In fact, Letterman may make the night’s most incendiary statement when he opens his very brief introduction by casually saying he was “fired” from his last job.
At the time he left The Late Show on CBS in May 2015, that’s not how either he or the network described it.
A few of Letterman’s questions to Obama are framed inside Letterman’s own experience, including parenthood and his walk with John Lewis.
Toward the end of the hour, after all the discussion about Selma, Letterman says in a chagrined tone that in April 1965, a month after that march, he and some buddies went to the Bahamas because there was no drinking age there and they could get drunk for a week.

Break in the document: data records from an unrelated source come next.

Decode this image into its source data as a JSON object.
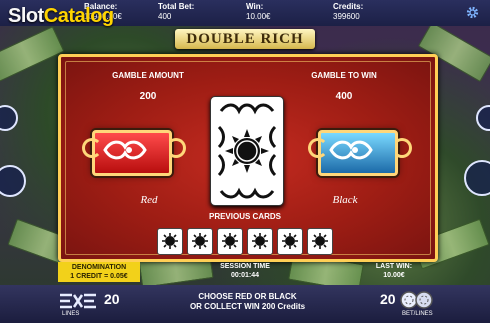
{
  "brand": {
    "logo_part1": "Slot",
    "logo_part2": "Catalog"
  },
  "top_bar": {
    "balance_label": "Balance:",
    "balance_value": "10980.00€",
    "total_bet_label": "Total Bet:",
    "total_bet_value": "400",
    "win_label": "Win:",
    "win_value": "10.00€",
    "credits_label": "Credits:",
    "credits_value": "399600",
    "settings_icon": "gear-icon"
  },
  "game": {
    "title": "DOUBLE RICH"
  },
  "gamble": {
    "amount_label": "GAMBLE AMOUNT",
    "amount_value": "200",
    "to_win_label": "GAMBLE TO WIN",
    "to_win_value": "400",
    "red_label": "Red",
    "black_label": "Black",
    "previous_cards_label": "PREVIOUS CARDS",
    "previous_cards": [
      "sun",
      "sun",
      "sun",
      "sun",
      "sun",
      "sun"
    ],
    "red_color": "#d81b1b",
    "black_color": "#2a8bd0"
  },
  "status": {
    "denomination_label": "DENOMINATION",
    "denomination_value": "1 CREDIT = 0.05€",
    "session_time_label": "SESSION TIME",
    "session_time_value": "00:01:44",
    "last_win_label": "LAST WIN:",
    "last_win_value": "10.00€"
  },
  "bottom_bar": {
    "lines_value": "20",
    "lines_label": "LINES",
    "message_line1": "CHOOSE RED OR BLACK",
    "message_line2": "OR COLLECT WIN 200 Credits",
    "bet_lines_value": "20",
    "bet_lines_label": "BET/LINES"
  }
}
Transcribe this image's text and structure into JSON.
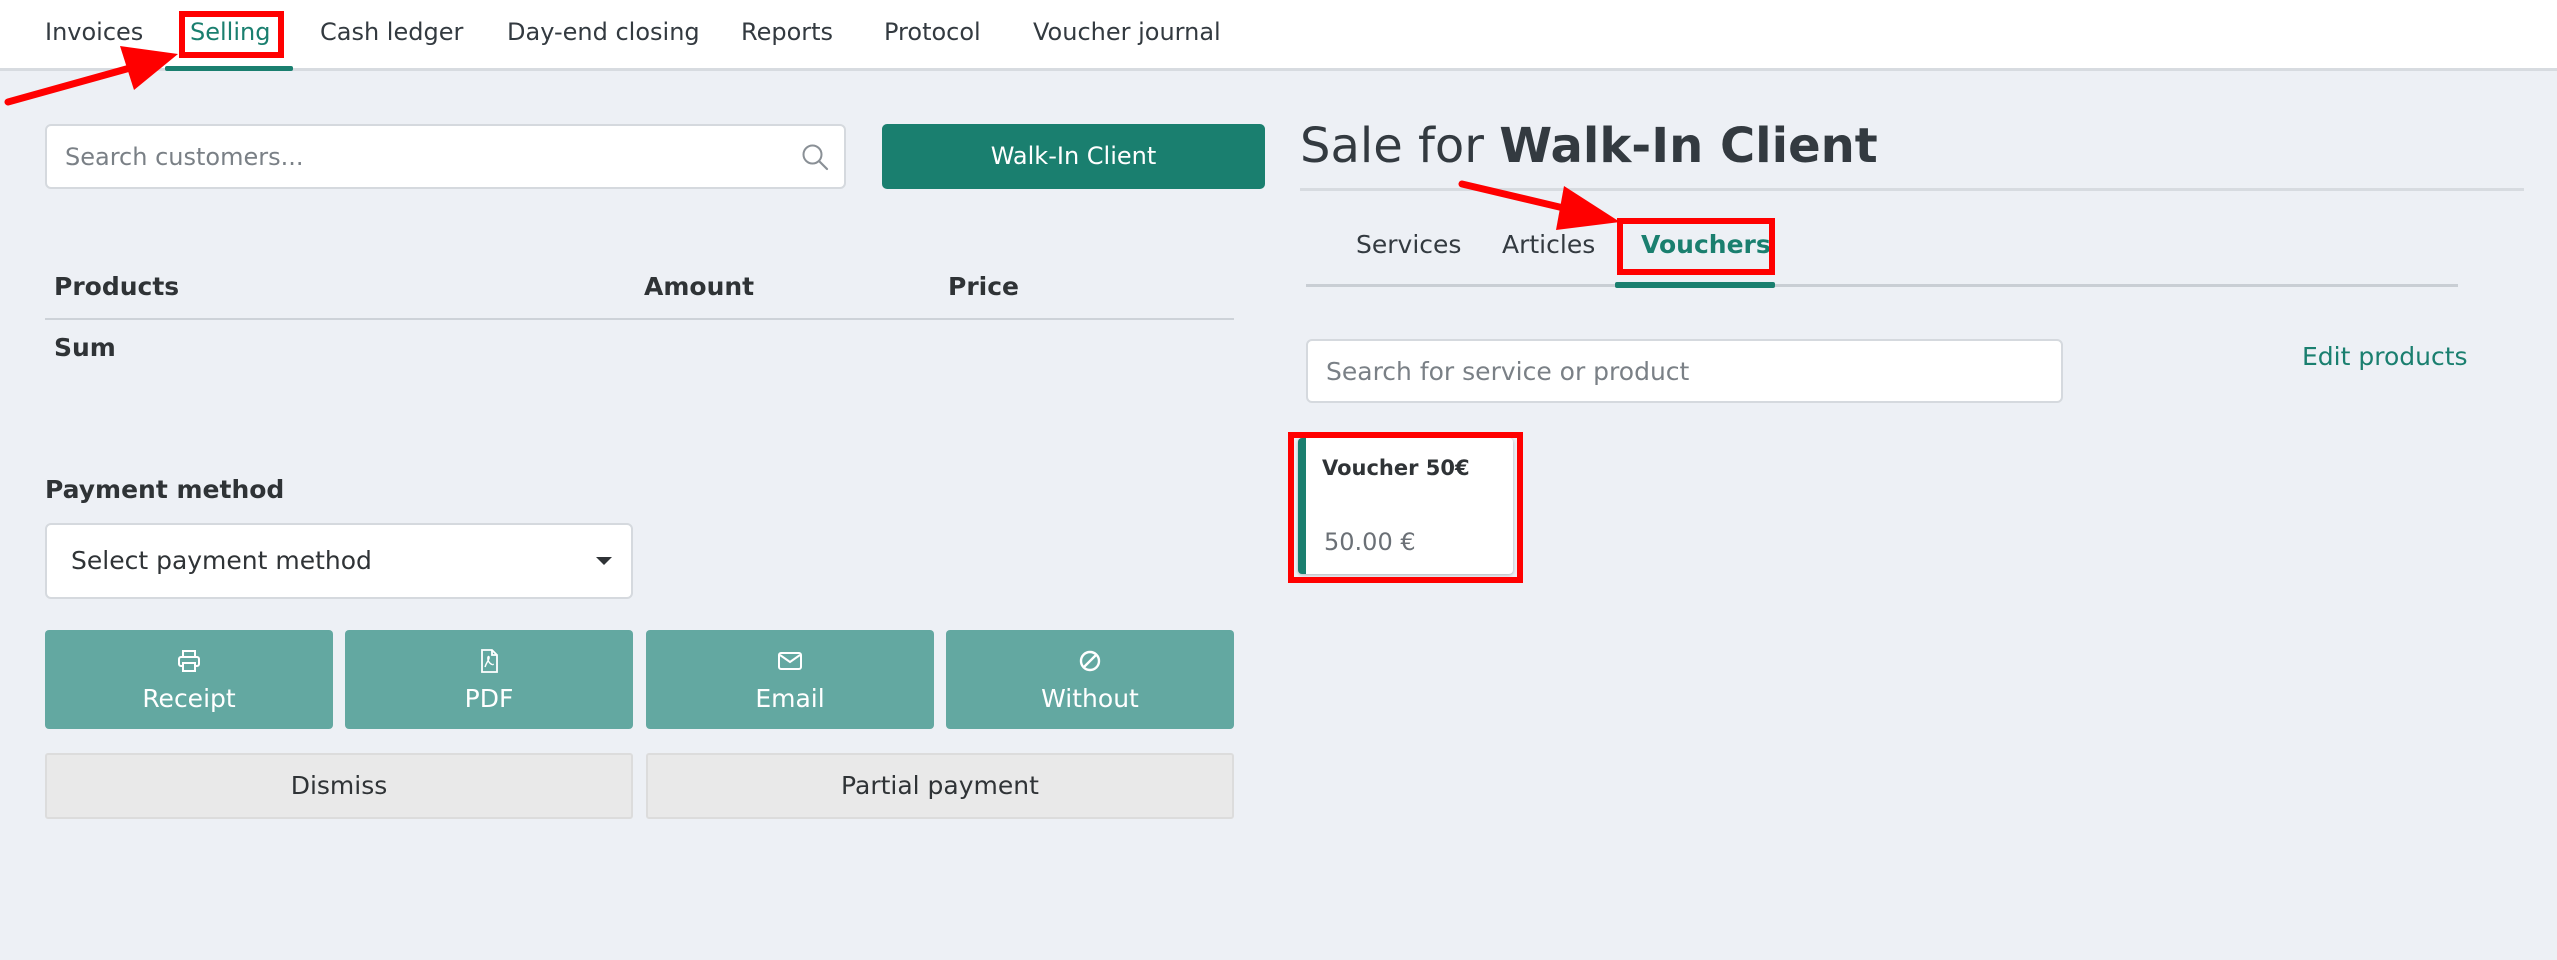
{
  "nav": {
    "items": [
      {
        "label": "Invoices"
      },
      {
        "label": "Selling"
      },
      {
        "label": "Cash ledger"
      },
      {
        "label": "Day-end closing"
      },
      {
        "label": "Reports"
      },
      {
        "label": "Protocol"
      },
      {
        "label": "Voucher journal"
      }
    ],
    "active": "Selling"
  },
  "left": {
    "customer_search_placeholder": "Search customers...",
    "walkin_button": "Walk-In Client",
    "table": {
      "headers": [
        "Products",
        "Amount",
        "Price"
      ],
      "sum_label": "Sum"
    },
    "payment": {
      "label": "Payment method",
      "selected": "Select payment method"
    },
    "actions": [
      {
        "label": "Receipt",
        "icon": "printer-icon"
      },
      {
        "label": "PDF",
        "icon": "pdf-file-icon"
      },
      {
        "label": "Email",
        "icon": "envelope-icon"
      },
      {
        "label": "Without",
        "icon": "ban-icon"
      }
    ],
    "dismiss_button": "Dismiss",
    "partial_button": "Partial payment"
  },
  "right": {
    "title_prefix": "Sale for",
    "title_client": "Walk-In Client",
    "tabs": [
      {
        "label": "Services"
      },
      {
        "label": "Articles"
      },
      {
        "label": "Vouchers"
      }
    ],
    "active_tab": "Vouchers",
    "product_search_placeholder": "Search for service or product",
    "edit_products": "Edit products",
    "products": [
      {
        "name": "Voucher 50€",
        "price": "50.00 €"
      }
    ]
  },
  "colors": {
    "accent": "#1a7f6f",
    "action_button": "#63a8a1",
    "background": "#edf0f5",
    "annotation": "#ff0000"
  }
}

There’s very likely something relatable there for a whole lot of viewers who watched from the sidelines as others did history’s hard work.
So there’s a larger point there about getting involved, and happily, Letterman never makes this a show about Dave. Obama references Letterman as much as he references himself, like by joking that Dave’s beard makes him look like a prophet from the Bible who should be carrying a staff.
The tone of My Next Guest may change in coming months when Letterman’s visitors, other than Malala Yousafzai, will be coming mostly from showbiz: George Clooney in February, then later Tina Fey, Howard Stern, and Jay-Z.
Ironically, Letterman may talk more politics with some of those guests than he did with Obama. He may also talk more Dave.
And that’s fine. He’s still a good interviewer. He’s still dry and funny. With Letterman as with Dan Rather, a stripped-down interview show is an ideal landing spot for someone who’s not ready to head out to pasture.